Center for Sleep Medicine
 

Types of Sleep Disorders

Obstructive Sleep Apnea (OSA)

Obstructive Sleep Apnea is experienced by sufferers as a lack of air flow throughout the night, which leads to frequent brief arousals. OSA is a serious, potentially life-threatening breathing disorder which affects an estimated 20 million Americans, equally as common as asthma and diabetes. Estimates suggest that up to 85-90% of individuals with sleep apnea go undiagnosed and untreated, which could make the actual statistic as high as 1 in 5.

Narcolepsy

Narcolepsy is a chronic neurological disorder that affects the region of the central nervous system that regulates sleep and wakefulness. Symptoms of narcolepsy generally appear in the second decade of life. It affects an estimated 200,000 Americans, and is characterized by the following signs and symptoms (not all individuals with narcolepsy experience every sign or symptom):

Periodic Leg Movements in Sleep (PLMS)

PLMS is a syndrome that consists of periodic movements of the legs, feet, and/or toes during sleep. People with PLMS are often not aware of these movements, and often complain of several symptoms, including: insomnia, excessive daytime sleepiness, frequent awakenings from sleep, or unsatisfying sleep.

Restless Leg Syndrome (RLS)

RLS is marked by uncomfortable leg sensations that occur continually while the body is at rest. It may be a central nervous system disorder and occasionally is associated with iron-deficiency anemia, pregnancy or diabetes. Some researchers estimate that RLS affects as many as 5-15% of the U.S. population.

Circadian Rhythm Disruption

More than 25 million Americans have non-traditional work schedules, and many of these individuals have difficulty sleeping during the day and staying alert on the job at night.

Obesity Linked To Sleep Disorders

Sleep apnea, a disorder that has been directly linked with obesity, causes the upper airway to collapse while sleeping. The collapse is often short in duration but has serious consequences from the lack of oxygen being distributed throughout the body. Recent studies prove that people who allow moderate to severe sleep apnea to continue untreated are 7 times more likely to die of cardiovascular complications such as heart attack or stroke.
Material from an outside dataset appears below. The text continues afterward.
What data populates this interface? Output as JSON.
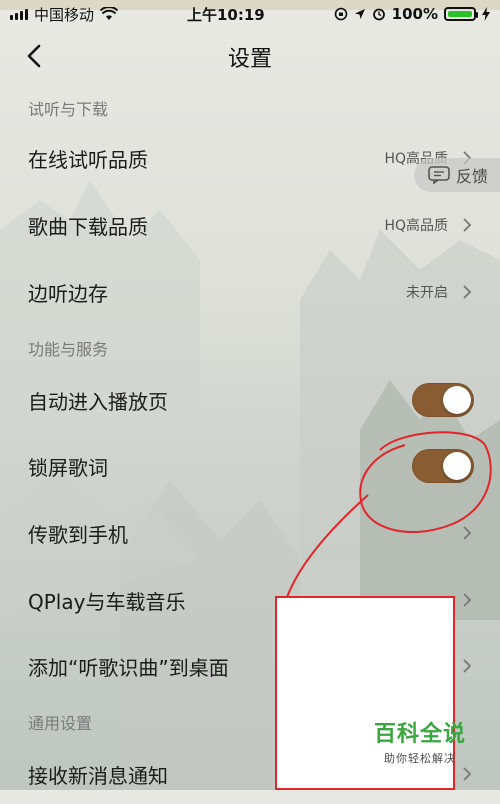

Sleep and Attention Disorders

Attention Deficit Disorder (ADD) and Attention Deficit Hyperactivity Disorder (ADHD) are common diagnoses for many children and teens that are unable to focus, behave or control impulses. With so few children obtaining the recommended 9-11 hours necessary for them to function and learn properly, it is not surprising that research has demonstrated that many of the symptoms commonly thought to be linked to ADHD or other similar disorders, may actually be linked to a sleep disorder.